RIYAD – La Saudi Pro League (SPL) est entrée en collision frontale avec sa plus grande star. Alors que Cristiano Ronaldo, capitaine d’Al-Nassr, poursuit un boycott inédit en refusant de jouer les matches de championnat, la ligue a publié un communiqué officiel sans équivoque pour rappeler les règles du jeu. Un épisode qui expose les tensions entre l’immense pouvoir des superstars et l’autorité institutionnelle dans le championnat saoudien en pleine transformation.
La « grève de luxe » de CR7
La situation, qui dure depuis plusieurs jours, est sans précédent. Cristiano Ronaldo, 41 ans, assiste normalement aux entraînements mais a volontairement été absent lors de la victoire d’Al-Nassr face à Al Riyad (1-0). Il a confirmé qu’il ne jouerait pas non plus le choc contre Al-Ittihad ce vendredi 6 février.
Cette « grève » serait, selon des sources proches du joueur citées par The Athletic, motivée par une profonde frustration. Si le départ de Karim Benzema d’Al-Ittihad vers le grand rival Al-Hilal a été un déclencheur, Ronaldo estime surtout qu’Al-Nassr n’est pas suffisamment soutenu sur les plans opérationnel et financier par le Fonds d’investissement public (PIF), l’entité souveraine qui pilote le projet footballistique saoudien. Le Portugais aurait le sentiment que le PIF favoriserait Al-Hilal au détriment de son club.
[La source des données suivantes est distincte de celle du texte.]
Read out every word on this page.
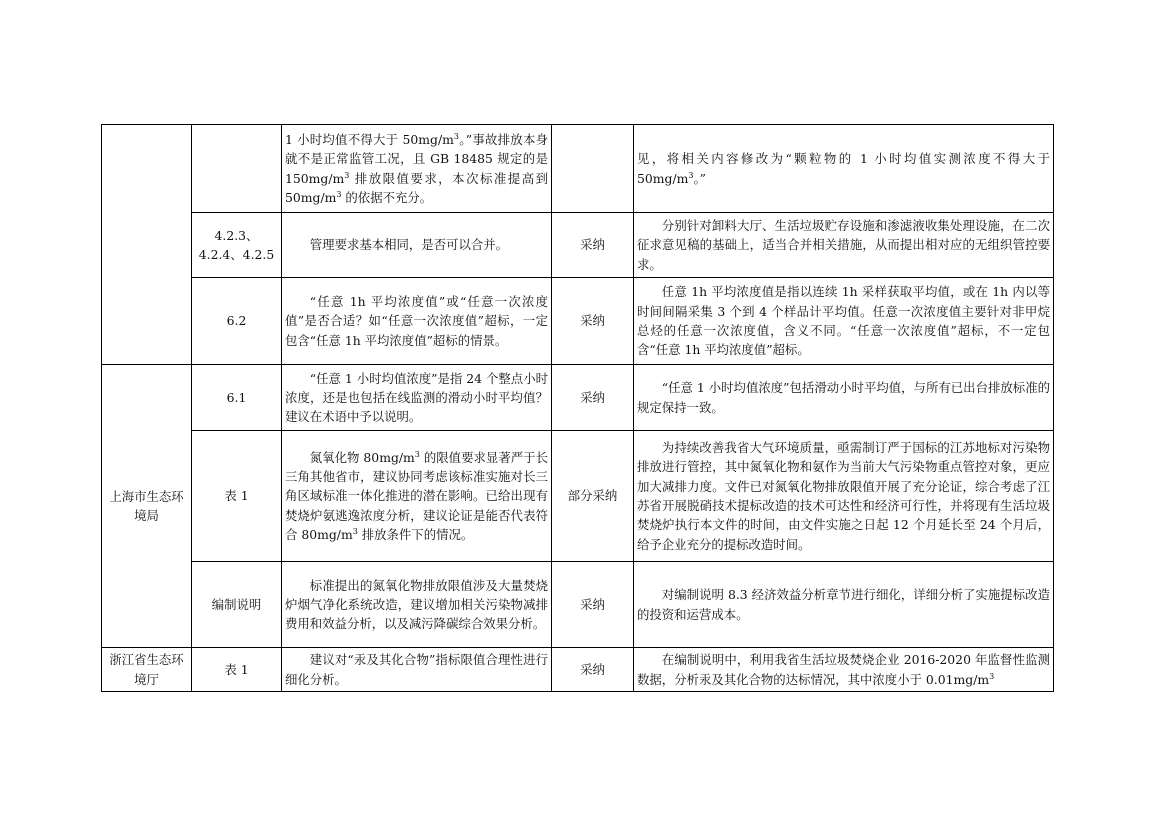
		1 小时均值不得大于 $50mg/m^3$。”事故排放本身就不是正常监管工况，且 GB 18485 规定的是 $150mg/m^3$ 排放限值要求，本次标准提高到 $50mg/m^3$ 的依据不充分。		见，将相关内容修改为“颗粒物的 1 小时均值实测浓度不得大于 $50mg/m^3$。”
	4.2.3、4.2.4、4.2.5	管理要求基本相同，是否可以合并。	采纳	分别针对卸料大厅、生活垃圾贮存设施和渗滤液收集处理设施，在二次征求意见稿的基础上，适当合并相关措施，从而提出相对应的无组织管控要求。
	6.2	“任意 1h 平均浓度值”或“任意一次浓度值”是否合适？如“任意一次浓度值”超标，一定包含“任意 1h 平均浓度值”超标的情景。	采纳	任意 1h 平均浓度值是指以连续 1h 采样获取平均值，或在 1h 内以等时间间隔采集 3 个到 4 个样品计平均值。任意一次浓度值主要针对非甲烷总烃的任意一次浓度值，含义不同。“任意一次浓度值”超标，不一定包含“任意 1h 平均浓度值”超标。
上海市生态环境局	6.1	“任意 1 小时均值浓度”是指 24 个整点小时浓度，还是也包括在线监测的滑动小时平均值？建议在术语中予以说明。	采纳	“任意 1 小时均值浓度”包括滑动小时平均值，与所有已出台排放标准的规定保持一致。
	表 1	氮氧化物 $80mg/m^3$ 的限值要求显著严于长三角其他省市，建议协同考虑该标准实施对长三角区域标准一体化推进的潜在影响。已给出现有焚烧炉氨逃逸浓度分析，建议论证是能否代表符合 $80mg/m^3$ 排放条件下的情况。	部分采纳	为持续改善我省大气环境质量，亟需制订严于国标的江苏地标对污染物排放进行管控，其中氮氧化物和氨作为当前大气污染物重点管控对象，更应加大减排力度。文件已对氮氧化物排放限值开展了充分论证，综合考虑了江苏省开展脱硝技术提标改造的技术可达性和经济可行性，并将现有生活垃圾焚烧炉执行本文件的时间，由文件实施之日起 12 个月延长至 24 个月后，给予企业充分的提标改造时间。
	编制说明	标准提出的氮氧化物排放限值涉及大量焚烧炉烟气净化系统改造，建议增加相关污染物减排费用和效益分析，以及减污降碳综合效果分析。	采纳	对编制说明 8.3 经济效益分析章节进行细化，详细分析了实施提标改造的投资和运营成本。
浙江省生态环境厅	表 1	建议对“汞及其化合物”指标限值合理性进行细化分析。	采纳	在编制说明中，利用我省生活垃圾焚烧企业 2016-2020 年监督性监测数据，分析汞及其化合物的达标情况，其中浓度小于 $0.01mg/m^3$
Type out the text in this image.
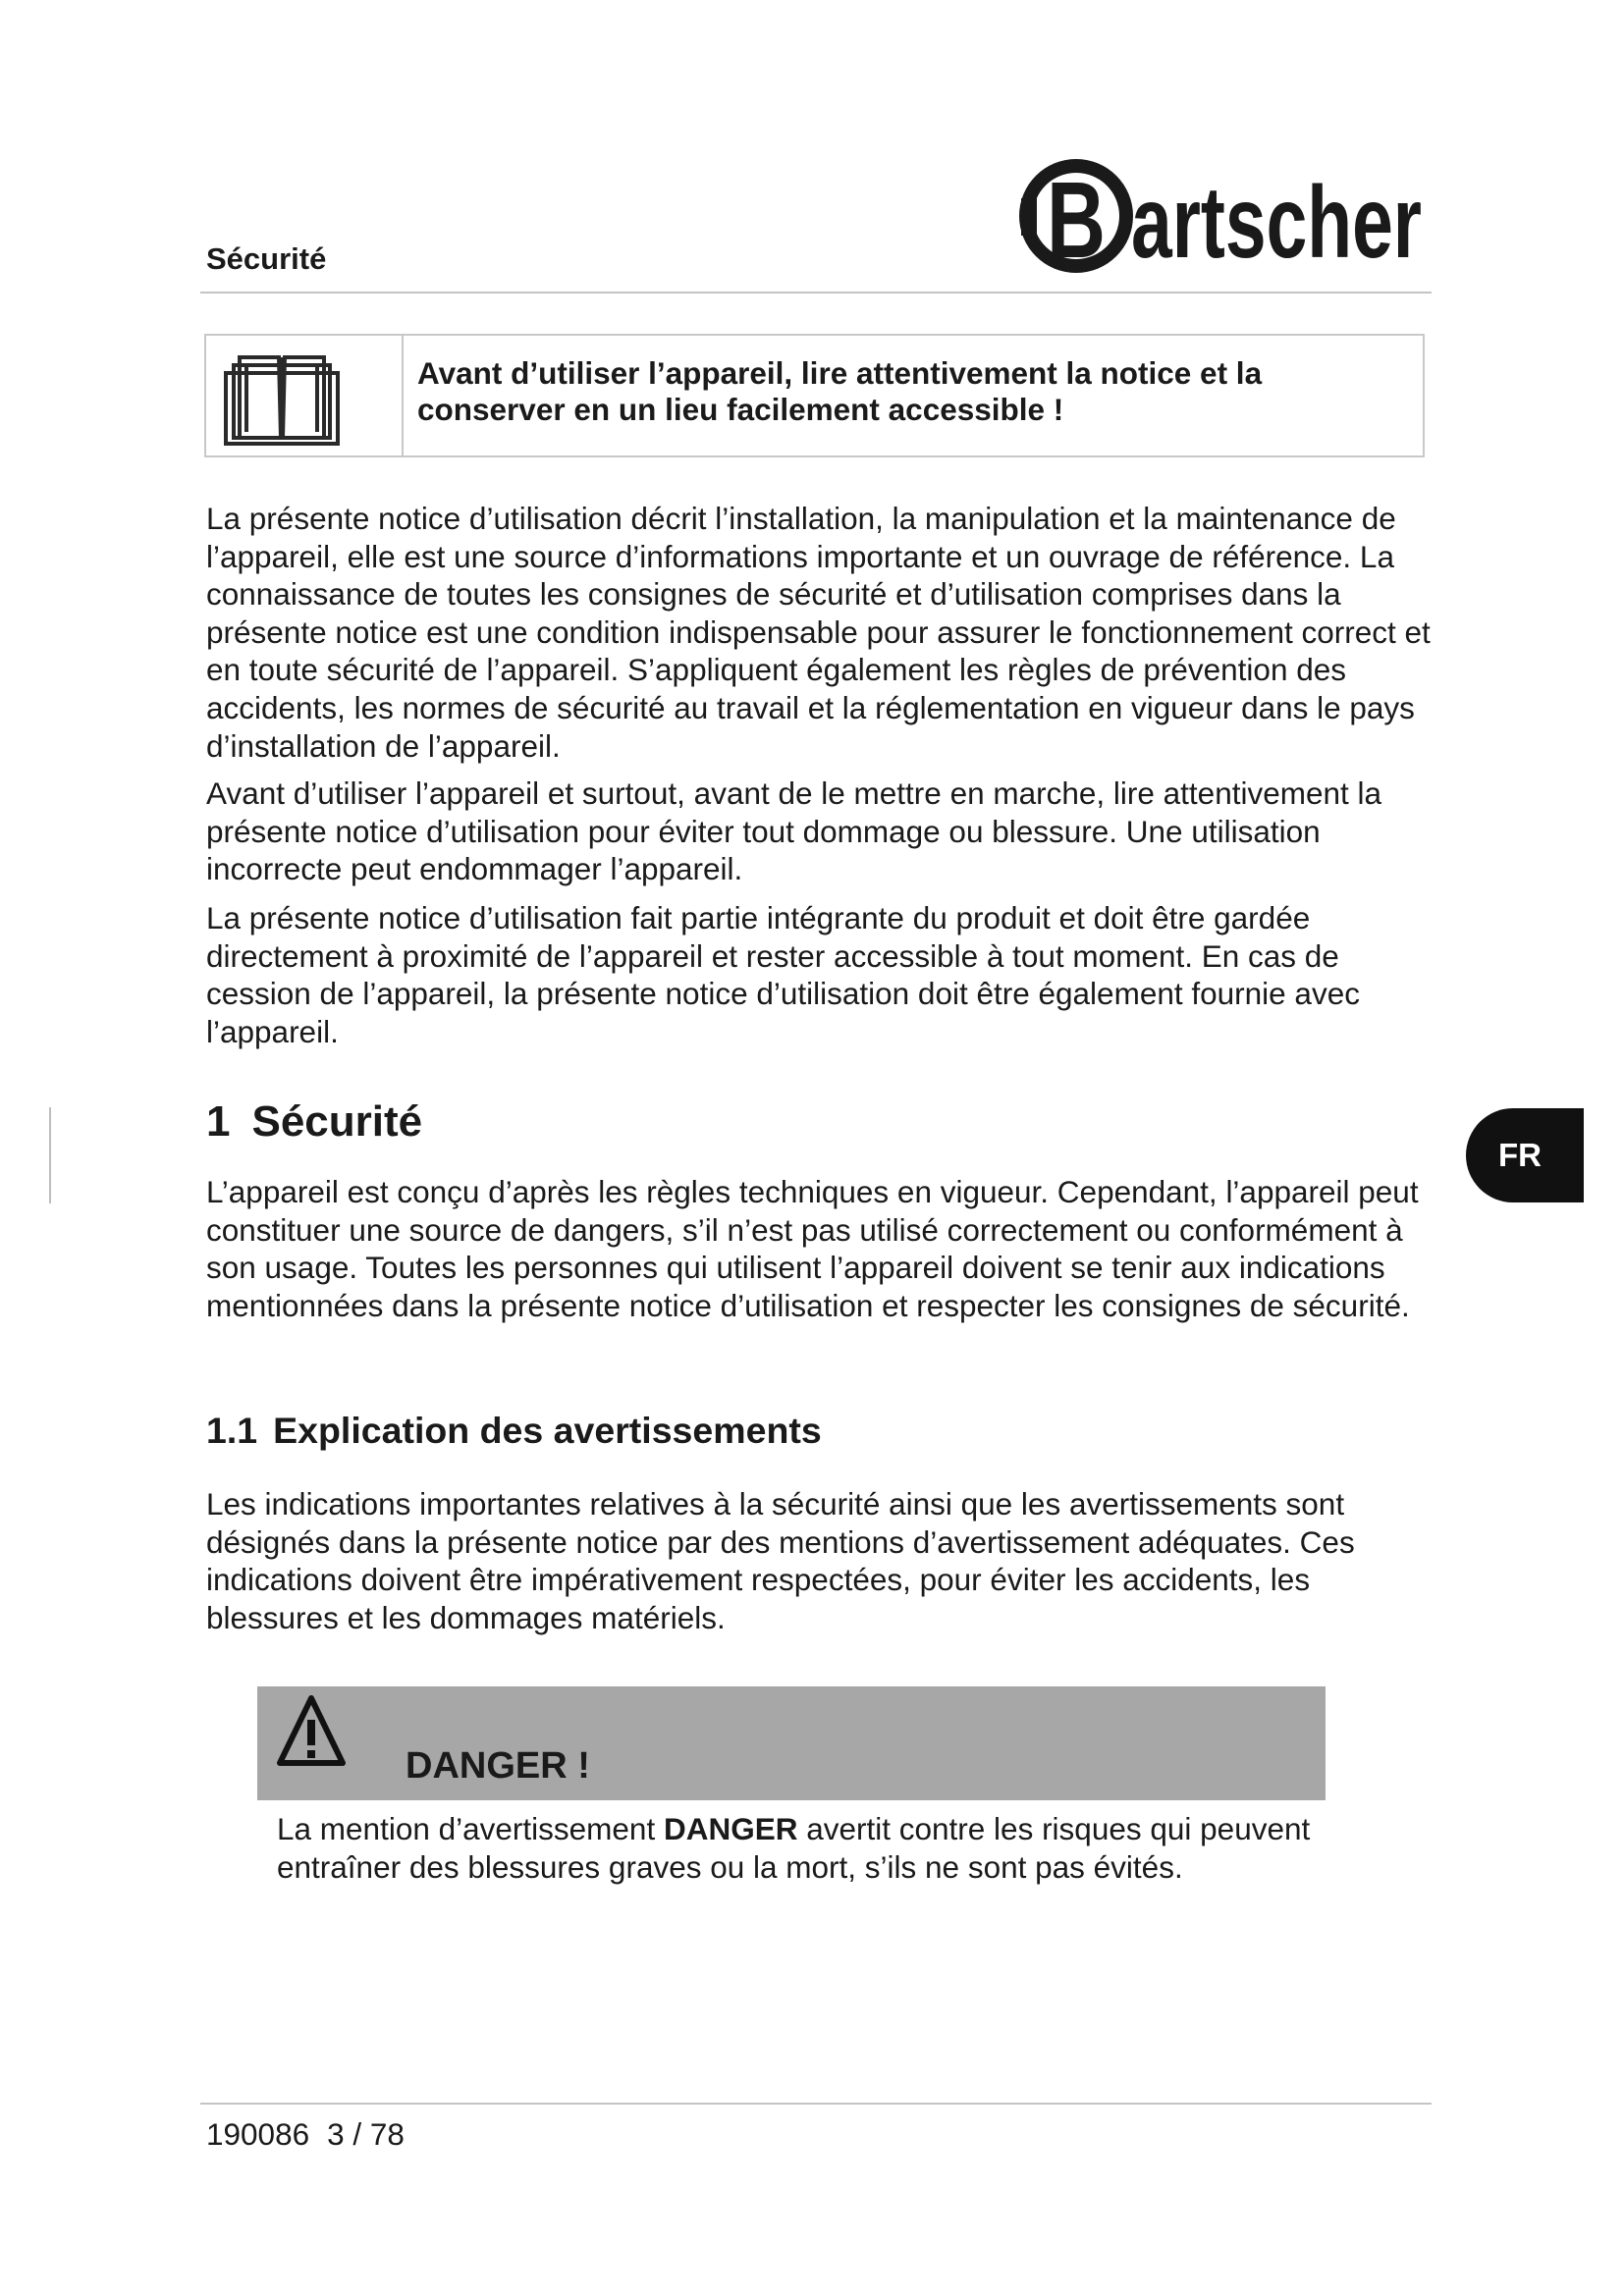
Sécurité	B artscher
Avant d’utiliser l’appareil, lire attentivement la notice et la conserver en un lieu facilement accessible !

La présente notice d’utilisation décrit l’installation, la manipulation et la maintenance de l’appareil, elle est une source d’informations importante et un ouvrage de référence. La connaissance de toutes les consignes de sécurité et d’utilisation comprises dans la présente notice est une condition indispensable pour assurer le fonctionnement correct et en toute sécurité de l’appareil. S’appliquent également les règles de prévention des accidents, les normes de sécurité au travail et la réglementation en vigueur dans le pays d’installation de l’appareil.

Avant d’utiliser l’appareil et surtout, avant de le mettre en marche, lire attentivement la présente notice d’utilisation pour éviter tout dommage ou blessure. Une utilisation incorrecte peut endommager l’appareil.

La présente notice d’utilisation fait partie intégrante du produit et doit être gardée directement à proximité de l’appareil et rester accessible à tout moment. En cas de cession de l’appareil, la présente notice d’utilisation doit être également fournie avec l’appareil.

1 Sécurité
FR

L’appareil est conçu d’après les règles techniques en vigueur. Cependant, l’appareil peut constituer une source de dangers, s’il n’est pas utilisé correctement ou conformément à son usage. Toutes les personnes qui utilisent l’appareil doivent se tenir aux indications mentionnées dans la présente notice d’utilisation et respecter les consignes de sécurité.

1.1 Explication des avertissements

Les indications importantes relatives à la sécurité ainsi que les avertissements sont désignés dans la présente notice par des mentions d’avertissement adéquates. Ces indications doivent être impérativement respectées, pour éviter les accidents, les blessures et les dommages matériels.

DANGER !

La mention d’avertissement DANGER avertit contre les risques qui peuvent entraîner des blessures graves ou la mort, s’ils ne sont pas évités.

190086 3 / 78
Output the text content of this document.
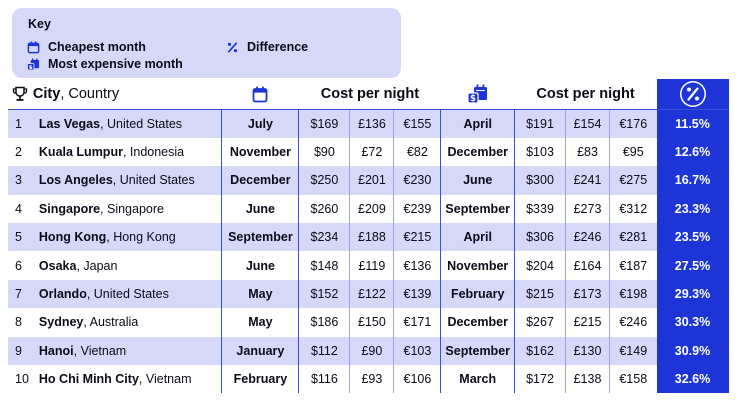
Key
Cheapest month
$ Most expensive month
Difference
	City, Country		Cost per night			$	Cost per night	
1	Las Vegas, United States	July	$169	£136	€155	April	$191	£154	€176	11.5%
2	Kuala Lumpur, Indonesia	November	$90	£72	€82	December	$103	£83	€95	12.6%
3	Los Angeles, United States	December	$250	£201	€230	June	$300	£241	€275	16.7%
4	Singapore, Singapore	June	$260	£209	€239	September	$339	£273	€312	23.3%
5	Hong Kong, Hong Kong	September	$234	£188	€215	April	$306	£246	€281	23.5%
6	Osaka, Japan	June	$148	£119	€136	November	$204	£164	€187	27.5%
7	Orlando, United States	May	$152	£122	€139	February	$215	£173	€198	29.3%
8	Sydney, Australia	May	$186	£150	€171	December	$267	£215	€246	30.3%
9	Hanoi, Vietnam	January	$112	£90	€103	September	$162	£130	€149	30.9%
10	Ho Chi Minh City, Vietnam	February	$116	£93	€106	March	$172	£138	€158	32.6%
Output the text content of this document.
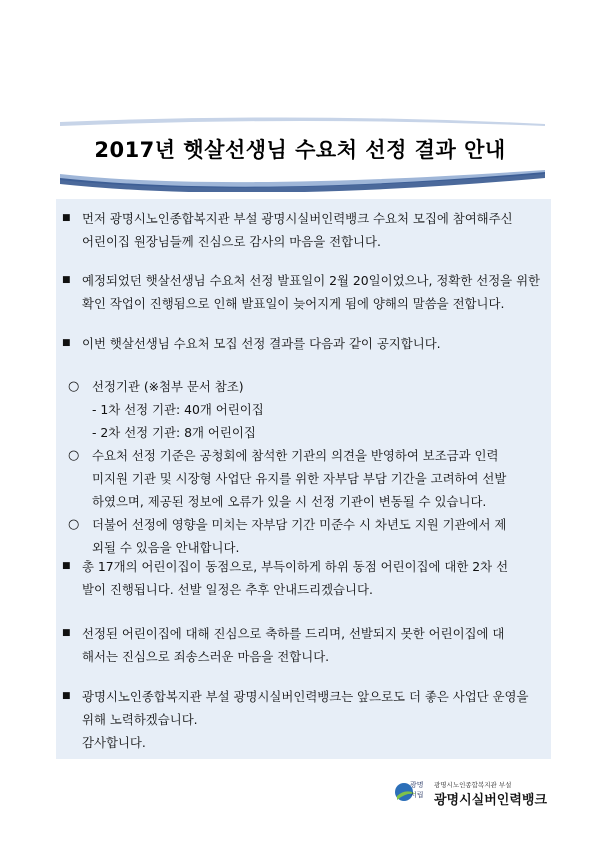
2017년 햇살선생님 수요처 선정 결과 안내
■ 먼저 광명시노인종합복지관 부설 광명시실버인력뱅크 수요처 모집에 참여해주신
어린이집 원장님들께 진심으로 감사의 마음을 전합니다.
■ 예정되었던 햇살선생님 수요처 선정 발표일이 2월 20일이었으나, 정확한 선정을 위한
확인 작업이 진행됨으로 인해 발표일이 늦어지게 됨에 양해의 말씀을 전합니다.
■ 이번 햇살선생님 수요처 모집 선정 결과를 다음과 같이 공지합니다.
○ 선정기관 (※첨부 문서 참조)
- 1차 선정 기관: 40개 어린이집
- 2차 선정 기관: 8개 어린이집
○ 수요처 선정 기준은 공청회에 참석한 기관의 의견을 반영하여 보조금과 인력
미지원 기관 및 시장형 사업단 유지를 위한 자부담 부담 기간을 고려하여 선발
하였으며, 제공된 정보에 오류가 있을 시 선정 기관이 변동될 수 있습니다.
○ 더불어 선정에 영향을 미치는 자부담 기간 미준수 시 차년도 지원 기관에서 제
외될 수 있음을 안내합니다.
■ 총 17개의 어린이집이 동점으로, 부득이하게 하위 동점 어린이집에 대한 2차 선
발이 진행됩니다. 선발 일정은 추후 안내드리겠습니다.
■ 선정된 어린이집에 대해 진심으로 축하를 드리며, 선발되지 못한 어린이집에 대
해서는 진심으로 죄송스러운 마음을 전합니다.
■ 광명시노인종합복지관 부설 광명시실버인력뱅크는 앞으로도 더 좋은 사업단 운영을
위해 노력하겠습니다.
감사합니다.
광명
시립
광명시노인종합복지관 부설
광명시실버인력뱅크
Le communiqué cinglant de la Ligue : « Aucun individu ne prend de décisions au-delà de son club »
Face à cette crise ouverte, la Saudi Pro League a décidé de réagir publiquement. Dans un communiqué détaillé, elle a rappelé les fondements de son organisation :
· Indépendance des clubs : « Chaque club fonctionne de manière indépendante selon les mêmes règles. Les décisions en matière de recrutement, de dépenses et de stratégie leur appartiennent. »
· Cadre financier égalitaire : Ce cadre est conçu pour « garantir la durabilité et l’équilibre concurrentiel » et « s’applique de manière égale à l’ensemble de la ligue ».
· Un message direct à Ronaldo : Après avoir salué le rôle « essentiel » du Portugais, la SPL a lancé une pique transparente : « Aucun individu, aussi important soit-il, ne prend de décisions au-delà de son propre club. »
Ce passage est une réponse directe à la tentative de Ronaldo d’influencer la politique sportive au-delà des murs d’Al-Nassr. La ligue souligne que les récents transferts sont le fruit de « décisions prises par le club », et non d’un agenda imposé.
Al-Nassr, entre soutien public et inquiétudes internes
La réaction du club d’Al-Nassr contraste avec la fermeté de la ligue. À l’occasion de l’anniversaire de Ronaldo, le club a publié un message élogieux sur les réseaux sociaux, saluant « votre engagement, votre état d’esprit et votre leadership » en pleine période de boycott.
Cette divergence montre le dilemme du club, tiraillé entre la nécessité de préserver sa relation avec son actif le plus précieux et la pression pour se conformer aux règles de la compétition. Le fond du problème reste la perception d’un déséquilibre dans le soutien apporté par le PIF aux différents clubs qu’il pilote, une accusation que les responsables du fonds contestent.
Un test pour le projet saoudien
Cette affaire dépasse le simple différend sportif. Elle constitue un test de crédibilité pour la Saudi Pro League, qui a bâti son attractivité sur l’arrivée à grands frais de légendes du football en fin de carrière.
La ligue tente ici d’établir un équilibre délicat : attirer les plus grandes stars tout en affirmant que l’institution et ses règles priment sur les volontés individuelles. Le communiqué se conclut d’ailleurs sur cette volonté : « L’accent reste mis sur le football, sur le terrain, là où il doit être. »
L’issue de ce bras de fer entre la plus grande star de la ligue et ses dirigeants sera scrutée avec attention, car elle pourrait redéfinir les rapports de force dans le football saoudien pour les années à venir.
CONTEXTE
· Cristiano Ronaldo à Al-Nassr : Arrivé en janvier 2023, il est le joueur le mieux payé au monde avec un salaire estimé à 200 millions d’euros par an. Son contrat court jusqu’en juin 2026.
· Le PIF (Fonds d’investissement public) : Fond souverain saoudien qui détient une participation majoritaire dans quatre clubs de SPL : Al-Nassr, Al-Hilal, Al-Ittihad et Al-Ahli. Il est le fer de lance de la stratégie sportive du Royaume.
· Le marché des transferts : Le départ de Karim Benzema d’Al-Ittihad vers Al-Hilal, annoncé fin janvier 2026, a été un séisme dans le championnat. L’équipe rivale d’Al-Nassr s’est ainsi considérablement renforcée.